Morning headlines: Tuesday, April 5, 2011
Election Day in St. Louis
It's election day in Missouri and voters in St. Louis and Kansas City will head to the polls to decide whether to retain each community's 1 percent earnings tax. In St. Louis, the $140 million from the tax is about a third of the city's revenue. If the proposition fails, the tax will be phased out over the next ten years.
St. Louis-area election officials are expecting a relatively low turnout typical of municipal elections.
Televangelist to Testify at Coleman Trial
Televangelist Joyce Meyer will testify at the murder trial of her former bodyguard, Christopher Coleman. Citing court documents filed Monday, the St. Louis Post Dispatch reports that Meyer will testify via a recorded deposition to be taken this week. It will be the first time Meyer has appeared in a public setting connected to the case since May 5, 2009, when she visited Coleman’s home in Columbia, Illinois to show support the morning Coleman’s wife and two sons were found dead.
Thirty-four-year-old Coleman is being held without bail on first-degree murder charges in the strangulation deaths of his wife, Sheri, and their two sons. Officials said that Coleman, who was having an affair with a woman in Florida, may have killed his family to escape his marriage without losing his job with Meyer to a no-divorce policy.
Jury selection is scheduled to start next week, with opening statements scheduled for April 25.
Missouri Senate Leaders to Attempt to Extend Unemployment
Missouri Senate leaders plan to take another try at passing legislation to extend unemployment benefits to people who have been out of work for a year and a half. Eligibility for the federally funded benefits expired last Saturday in Missouri, because four Republican senators have been filibustering state legislation to reauthorize the program. As a result, about 10,000 people in Missouri are losing benefits, and about 24,000 others could miss out on the additional 20 weeks of benefits offered under the program.
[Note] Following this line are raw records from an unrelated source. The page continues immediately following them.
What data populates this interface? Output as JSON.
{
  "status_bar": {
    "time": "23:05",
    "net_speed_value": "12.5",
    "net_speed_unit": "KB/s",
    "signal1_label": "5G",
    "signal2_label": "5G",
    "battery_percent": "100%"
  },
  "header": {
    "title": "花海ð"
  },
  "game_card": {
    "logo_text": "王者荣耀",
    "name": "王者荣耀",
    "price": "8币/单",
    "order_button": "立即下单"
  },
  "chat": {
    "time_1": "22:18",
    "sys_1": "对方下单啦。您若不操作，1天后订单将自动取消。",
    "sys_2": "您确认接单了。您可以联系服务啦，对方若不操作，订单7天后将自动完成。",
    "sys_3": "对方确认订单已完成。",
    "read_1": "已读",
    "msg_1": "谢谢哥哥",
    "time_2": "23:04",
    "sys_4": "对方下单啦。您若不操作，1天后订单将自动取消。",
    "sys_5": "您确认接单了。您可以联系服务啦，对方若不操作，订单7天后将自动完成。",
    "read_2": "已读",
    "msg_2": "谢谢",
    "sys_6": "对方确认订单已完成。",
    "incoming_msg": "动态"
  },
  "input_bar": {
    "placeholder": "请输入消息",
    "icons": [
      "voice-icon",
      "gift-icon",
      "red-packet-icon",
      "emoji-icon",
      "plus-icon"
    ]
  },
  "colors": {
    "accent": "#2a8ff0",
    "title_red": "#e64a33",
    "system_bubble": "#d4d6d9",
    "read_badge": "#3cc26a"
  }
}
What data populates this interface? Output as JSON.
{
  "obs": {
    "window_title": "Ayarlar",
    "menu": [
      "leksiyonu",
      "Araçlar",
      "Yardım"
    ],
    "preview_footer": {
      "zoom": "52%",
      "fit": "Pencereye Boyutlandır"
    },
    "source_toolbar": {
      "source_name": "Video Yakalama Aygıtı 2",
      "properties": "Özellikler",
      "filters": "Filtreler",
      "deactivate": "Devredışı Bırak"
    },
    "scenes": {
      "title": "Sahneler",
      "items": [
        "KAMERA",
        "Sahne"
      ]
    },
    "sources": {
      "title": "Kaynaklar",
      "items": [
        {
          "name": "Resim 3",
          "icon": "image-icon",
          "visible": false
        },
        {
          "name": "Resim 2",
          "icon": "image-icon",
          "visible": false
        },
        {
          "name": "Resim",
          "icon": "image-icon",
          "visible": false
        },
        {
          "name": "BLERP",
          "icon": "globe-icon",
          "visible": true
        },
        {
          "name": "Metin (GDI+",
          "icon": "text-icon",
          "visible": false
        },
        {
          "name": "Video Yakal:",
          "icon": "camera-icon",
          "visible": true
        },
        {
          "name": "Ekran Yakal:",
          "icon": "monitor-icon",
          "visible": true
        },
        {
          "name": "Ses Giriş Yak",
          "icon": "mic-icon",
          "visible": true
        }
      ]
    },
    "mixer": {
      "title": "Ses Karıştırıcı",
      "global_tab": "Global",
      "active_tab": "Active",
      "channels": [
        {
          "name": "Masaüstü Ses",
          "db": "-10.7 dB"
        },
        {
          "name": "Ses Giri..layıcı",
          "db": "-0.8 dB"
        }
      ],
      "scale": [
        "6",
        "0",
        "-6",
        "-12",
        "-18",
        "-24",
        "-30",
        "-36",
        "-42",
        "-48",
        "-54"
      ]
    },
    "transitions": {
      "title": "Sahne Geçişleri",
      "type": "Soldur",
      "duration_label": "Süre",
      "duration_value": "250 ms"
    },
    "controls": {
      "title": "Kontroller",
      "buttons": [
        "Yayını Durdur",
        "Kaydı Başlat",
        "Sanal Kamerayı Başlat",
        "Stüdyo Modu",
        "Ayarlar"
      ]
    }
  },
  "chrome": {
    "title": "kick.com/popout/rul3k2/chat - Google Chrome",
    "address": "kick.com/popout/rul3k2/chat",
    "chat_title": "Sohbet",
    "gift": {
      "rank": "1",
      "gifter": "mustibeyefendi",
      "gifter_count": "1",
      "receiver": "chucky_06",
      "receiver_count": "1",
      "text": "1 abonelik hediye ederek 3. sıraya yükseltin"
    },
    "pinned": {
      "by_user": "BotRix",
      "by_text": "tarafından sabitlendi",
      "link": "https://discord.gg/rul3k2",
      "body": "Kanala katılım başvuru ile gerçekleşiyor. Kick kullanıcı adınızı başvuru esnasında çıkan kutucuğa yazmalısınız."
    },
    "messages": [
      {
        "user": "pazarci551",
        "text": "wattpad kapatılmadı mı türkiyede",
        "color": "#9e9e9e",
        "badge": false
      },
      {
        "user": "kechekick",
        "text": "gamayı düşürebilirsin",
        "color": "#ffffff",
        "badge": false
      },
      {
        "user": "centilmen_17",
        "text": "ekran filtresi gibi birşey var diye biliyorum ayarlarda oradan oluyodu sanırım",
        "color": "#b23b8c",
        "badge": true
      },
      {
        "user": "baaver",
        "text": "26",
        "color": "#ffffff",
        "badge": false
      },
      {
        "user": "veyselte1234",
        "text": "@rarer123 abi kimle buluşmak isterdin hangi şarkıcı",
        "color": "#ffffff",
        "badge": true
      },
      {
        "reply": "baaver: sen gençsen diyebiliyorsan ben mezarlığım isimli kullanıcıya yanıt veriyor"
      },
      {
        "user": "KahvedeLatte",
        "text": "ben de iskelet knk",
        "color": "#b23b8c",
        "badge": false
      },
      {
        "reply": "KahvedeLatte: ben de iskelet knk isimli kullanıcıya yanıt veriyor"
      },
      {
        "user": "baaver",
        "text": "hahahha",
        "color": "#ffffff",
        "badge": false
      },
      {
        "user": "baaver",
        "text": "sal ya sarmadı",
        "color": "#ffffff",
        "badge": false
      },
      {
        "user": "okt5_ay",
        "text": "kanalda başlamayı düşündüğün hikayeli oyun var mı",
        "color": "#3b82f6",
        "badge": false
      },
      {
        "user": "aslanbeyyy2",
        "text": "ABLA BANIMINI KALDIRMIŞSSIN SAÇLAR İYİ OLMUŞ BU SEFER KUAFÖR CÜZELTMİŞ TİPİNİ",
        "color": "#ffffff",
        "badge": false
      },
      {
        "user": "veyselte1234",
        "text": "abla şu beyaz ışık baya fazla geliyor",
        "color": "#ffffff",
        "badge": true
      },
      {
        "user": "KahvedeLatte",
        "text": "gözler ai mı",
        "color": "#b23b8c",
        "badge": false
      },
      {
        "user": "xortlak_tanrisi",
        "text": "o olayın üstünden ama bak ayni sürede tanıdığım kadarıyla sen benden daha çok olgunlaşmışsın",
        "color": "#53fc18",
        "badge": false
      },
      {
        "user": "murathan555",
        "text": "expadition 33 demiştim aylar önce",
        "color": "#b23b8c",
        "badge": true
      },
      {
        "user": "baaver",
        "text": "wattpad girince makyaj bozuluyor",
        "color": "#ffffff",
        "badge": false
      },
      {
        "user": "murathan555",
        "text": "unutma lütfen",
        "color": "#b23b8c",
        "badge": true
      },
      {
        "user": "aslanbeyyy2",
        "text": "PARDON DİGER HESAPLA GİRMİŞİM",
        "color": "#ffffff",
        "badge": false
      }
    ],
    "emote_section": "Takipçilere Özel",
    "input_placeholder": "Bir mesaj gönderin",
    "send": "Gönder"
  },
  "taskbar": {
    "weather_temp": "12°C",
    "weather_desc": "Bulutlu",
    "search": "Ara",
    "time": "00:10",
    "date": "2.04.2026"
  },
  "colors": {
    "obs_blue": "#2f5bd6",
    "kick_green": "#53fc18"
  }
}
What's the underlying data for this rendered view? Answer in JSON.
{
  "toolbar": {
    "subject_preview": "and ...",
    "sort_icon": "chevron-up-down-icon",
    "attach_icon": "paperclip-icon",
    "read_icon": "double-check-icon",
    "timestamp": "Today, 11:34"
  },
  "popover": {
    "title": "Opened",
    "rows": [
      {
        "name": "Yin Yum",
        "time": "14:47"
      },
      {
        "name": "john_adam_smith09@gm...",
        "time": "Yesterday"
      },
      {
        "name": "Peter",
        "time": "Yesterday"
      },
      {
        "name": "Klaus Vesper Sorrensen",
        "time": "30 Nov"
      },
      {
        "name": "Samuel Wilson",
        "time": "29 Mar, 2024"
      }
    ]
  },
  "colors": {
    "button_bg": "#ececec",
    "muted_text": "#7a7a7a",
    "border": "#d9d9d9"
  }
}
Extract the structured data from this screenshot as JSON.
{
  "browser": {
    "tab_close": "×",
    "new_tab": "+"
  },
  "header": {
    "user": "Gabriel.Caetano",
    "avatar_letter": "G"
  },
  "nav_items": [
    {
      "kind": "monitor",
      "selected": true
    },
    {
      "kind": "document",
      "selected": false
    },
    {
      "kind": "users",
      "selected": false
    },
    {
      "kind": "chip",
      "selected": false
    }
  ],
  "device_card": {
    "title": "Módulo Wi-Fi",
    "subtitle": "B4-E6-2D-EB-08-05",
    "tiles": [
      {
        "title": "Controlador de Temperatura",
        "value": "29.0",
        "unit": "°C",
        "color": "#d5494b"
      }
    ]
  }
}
Senate Majority Leader Tom Dempsey - a Republican - said Monday he plans to bring the bill up again, perhaps Thursday, with the hope of re-enacting the benefits retroactively. Senate President Pro Tem Rob Mayer says he hopes the bill eventually will come to a vote.
Kinder to Stay in Condo During St. Louis Visits
Missouri Lt. Gov. Peter Kinder says he will use a condominium in Richmond Heights paid for by his campaign when he visits St. Louis. Kinder’s announcements come in the wake of a St. Louis Post-Dispatch story reporting that taxpayers paid his tab for at least 329 nights at a St. Louis hotel over the past five years.
Kinder is a Republican from Cape Girardeau who is widely expected to run for governor next year. The Post-Dispatch reported Sunday that Kinder's St. Louis hotel stays cost taxpayers $35,050 since 2006. Kinder told The Associated Press he was audited in 2007 and 2010 by Democratic auditors and that the hotel stays were never an issue.